Corn stalks, corn cobs and other tough plant material not used for food may be a better source of ethanol, but current processing techniques are costly and energy intensive, often requiring a pre-treatment process using acids and high heat, said study lead researcher Ashli Brown, an assistant professor of biochemistry at Mississippi State University.

Today, in order to turn switchgrass and corn cobs into ethanol, the biomass has to be treated to break down tough lignocellulose material, which is extremely energy intensive to process.

That’s where the panda poo comes in.

Brown’s team has found more than 40 different microbes living in the guts of giant pandas at the Memphis Zoo that could help decompose the corn cobs and other tough plant materials so it can be more easily and efficiently processed to make ethanol.

The study is using the feces from giant pandas Ya Ya and Le Le. Pandas, which have a short digestive tract, feast on a diet of tough bamboo. Bacteria with extremely potent enzymes break down the woody bamboo efficiently and quickly.

“The time from eating to defecation is comparatively short in the panda, so their microbes have to be very efficient to get nutritional value out of the bamboo,” Brown said. “And efficiency is key when it comes to biofuel production — that’s why we focused on the microbes in the giant panda.”

Brown’s team found the specific bacteria that break down lignocellulose into simple sugars, which can be fermented into bioethanol, and they found other bacteria that can transform those sugars into oils and fats for biodiesel production.

The microbes in pandas’ guts are accessible via their feces and can easily be cultured, Brown said.

Harvey Blanch, professor of chemical engineering at the University of California-Berkeley, said he is skeptical that panda gut bacteria could be produced on an industrial scale to increase the efficiency of biomass processing for fuel.

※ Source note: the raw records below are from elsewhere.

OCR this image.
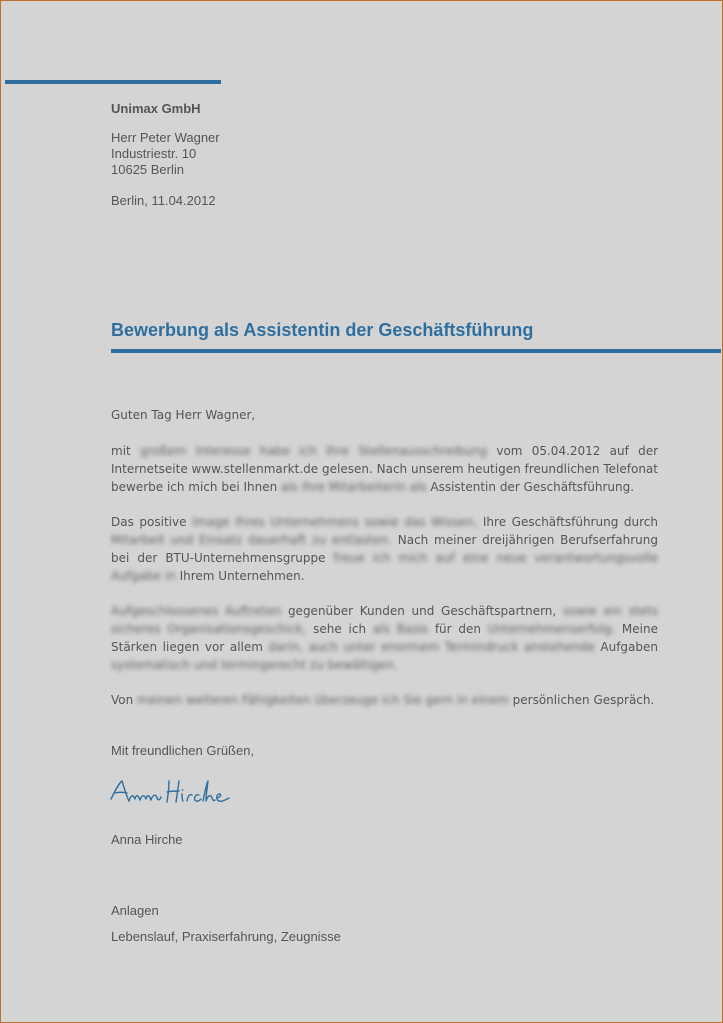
Unimax GmbH
Herr Peter Wagner
Industriestr. 10
10625 Berlin
Berlin, 11.04.2012
Bewerbung als Assistentin der Geschäftsführung

Guten Tag Herr Wagner,

mit großem Interesse habe ich Ihre Stellenausschreibung vom 05.04.2012 auf der Internetseite www.stellenmarkt.de gelesen. Nach unserem heutigen freundlichen Telefonat bewerbe ich mich bei Ihnen als Ihre Mitarbeiterin als Assistentin der Geschäftsführung.

Das positive Image Ihres Unternehmens sowie das Wissen, Ihre Geschäftsführung durch Mitarbeit und Einsatz dauerhaft zu entlasten. Nach meiner dreijährigen Berufserfahrung bei der BTU-Unternehmensgruppe freue ich mich auf eine neue verantwortungsvolle Aufgabe in Ihrem Unternehmen.

Aufgeschlossenes Auftreten gegenüber Kunden und Geschäftspartnern, sowie ein stets sicheres Organisationsgeschick, sehe ich als Basis für den Unternehmenserfolg. Meine Stärken liegen vor allem darin, auch unter enormem Termindruck anstehende Aufgaben systematisch und termingerecht zu bewältigen.

Von meinen weiteren Fähigkeiten überzeuge ich Sie gern in einem persönlichen Gespräch.

Mit freundlichen Grüßen,
Anna Hirche
Anlagen
Lebenslauf, Praxiserfahrung, Zeugnisse
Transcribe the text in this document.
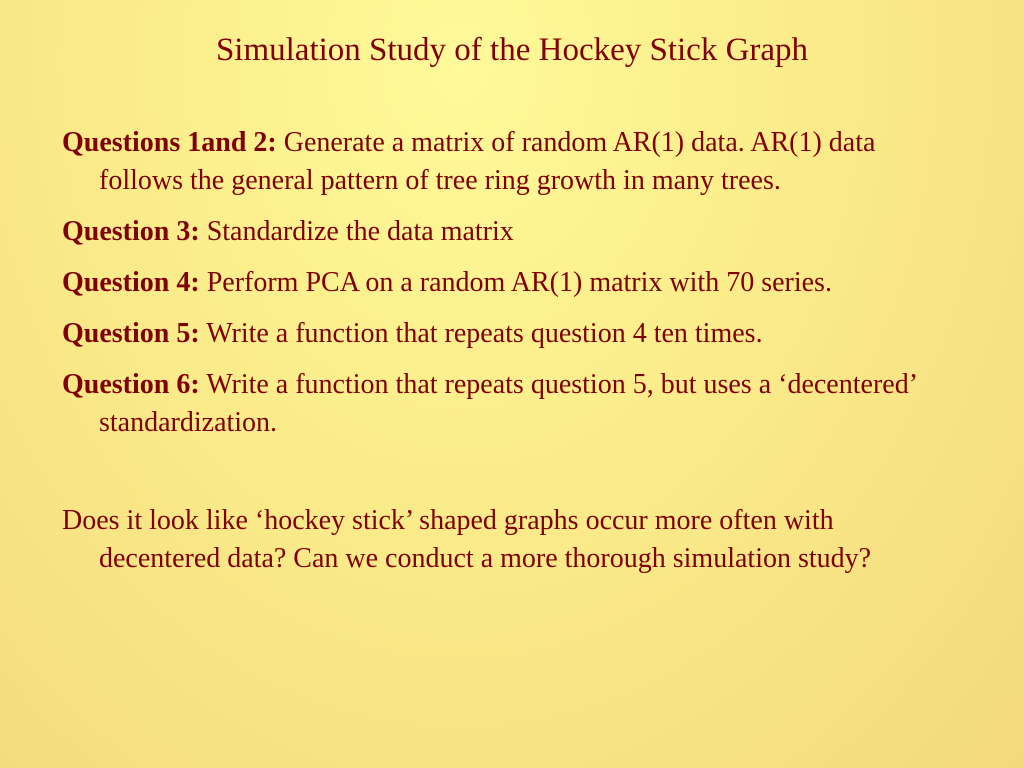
Simulation Study of the Hockey Stick Graph

Questions 1and 2: Generate a matrix of random AR(1) data. AR(1) data follows the general pattern of tree ring growth in many trees.

Question 3: Standardize the data matrix

Question 4: Perform PCA on a random AR(1) matrix with 70 series.

Question 5: Write a function that repeats question 4 ten times.

Question 6: Write a function that repeats question 5, but uses a ‘decentered’ standardization.

Does it look like ‘hockey stick’ shaped graphs occur more often with decentered data? Can we conduct a more thorough simulation study?
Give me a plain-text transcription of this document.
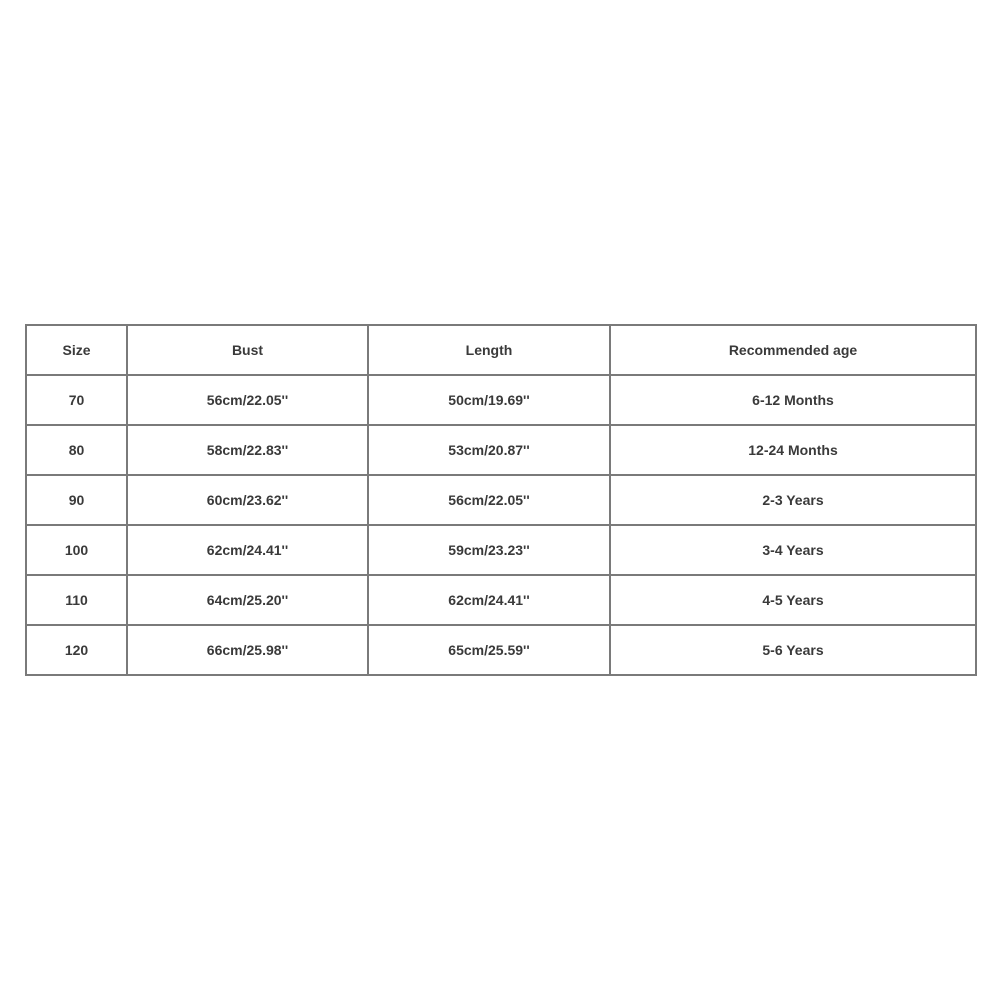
Size	Bust	Length	Recommended age
70	56cm/22.05''	50cm/19.69''	6-12 Months
80	58cm/22.83''	53cm/20.87''	12-24 Months
90	60cm/23.62''	56cm/22.05''	2-3 Years
100	62cm/24.41''	59cm/23.23''	3-4 Years
110	64cm/25.20''	62cm/24.41''	4-5 Years
120	66cm/25.98''	65cm/25.59''	5-6 Years
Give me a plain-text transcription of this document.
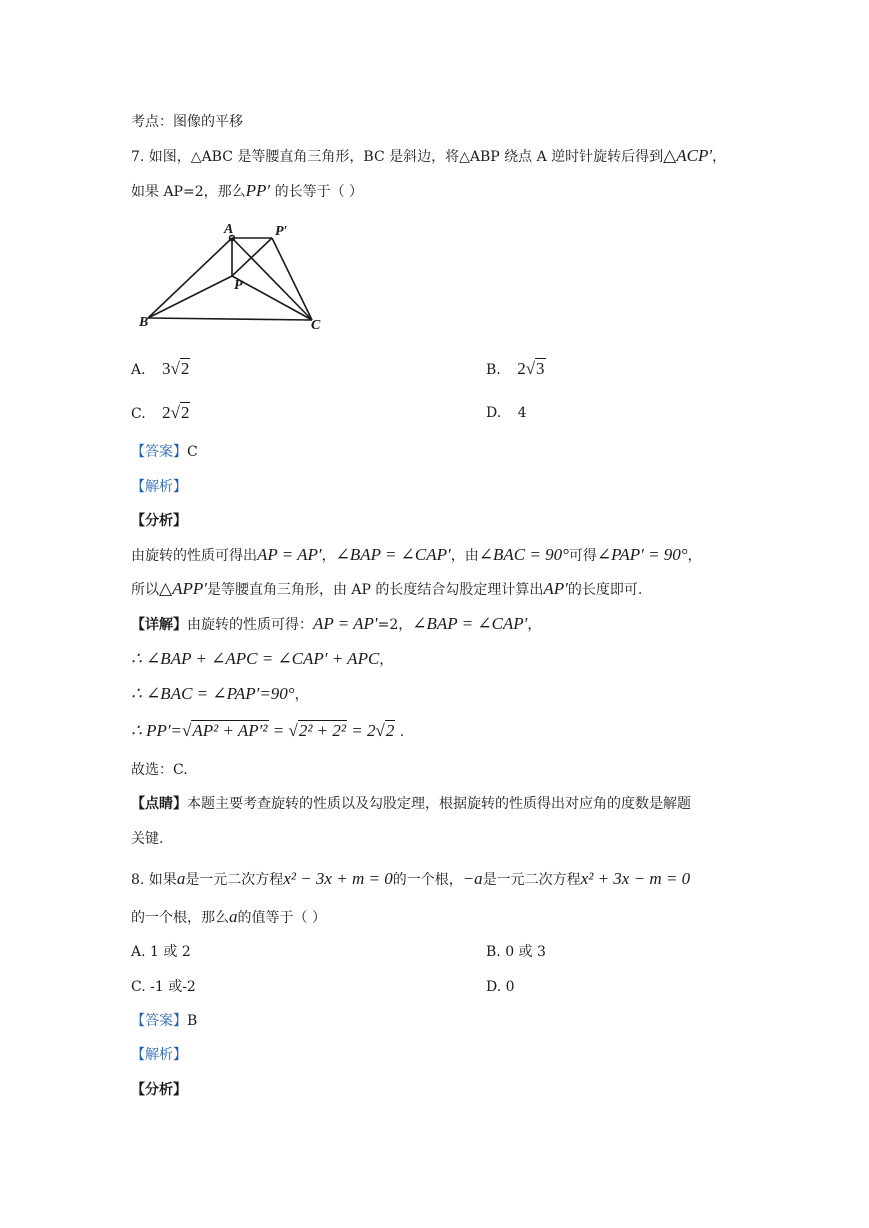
考点：图像的平移
7. 如图，△ABC 是等腰直角三角形，BC 是斜边，将△ABP 绕点 A 逆时针旋转后得到△ACP′，
如果 AP=2，那么PP′ 的长等于（ ）
A	P′
P
B	C
A. 3√2	B. 2√3
C. 2√2	D. 4
【答案】C
【解析】
【分析】
由旋转的性质可得出AP = AP′，∠BAP = ∠CAP′，由∠BAC = 90°可得∠PAP′ = 90°，
所以△APP′是等腰直角三角形，由 AP 的长度结合勾股定理计算出AP′的长度即可.
【详解】由旋转的性质可得：AP = AP′=2，∠BAP = ∠CAP′，
∴ ∠BAP + ∠APC = ∠CAP′ + APC，
∴ ∠BAC = ∠PAP′=90°，
∴ PP′=√AP² + AP′² = √2² + 2² = 2√2 .
故选：C.
【点睛】本题主要考查旋转的性质以及勾股定理，根据旋转的性质得出对应角的度数是解题
关键.
8. 如果a是一元二次方程x² − 3x + m = 0的一个根，−a是一元二次方程x² + 3x − m = 0
的一个根，那么a的值等于（ ）
A. 1 或 2	B. 0 或 3
C. -1 或-2	D. 0
【答案】B
【解析】
【分析】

“There’ve been a number of studies like this in the past,” he said. “One was bacterial enzymes from termite hind guts. Now we’ve got pandas. We’re a very long way from industrial applications.”

Blanch said researchers will have to prove that enzymes from panda gut bacteria are more efficient in breaking down plant matter than the industrial enzymes produced from fungus that are currently used in biofuel production. Next, researchers would have to prove that panda gut bacteria could be produced at a price point low enough to be commercially attractive.

“The opportunity to commercialize is just not going to happen,” he said.

Brown said the researchers originally approached the panda gut microbes to find out how they were able to release enough nutrients to sustain the metabolism of a bear that lacks the enzymes itself to break down bamboo.

With fewer than 3,000 pandas remaining today, learning that a highly endangered species has a tremendous value for humans only helps in trying to save the species from extinction and illustrates why all species are important, Brown said.

“I think there is urgency,” he said. “It just aids to the conservation effort.”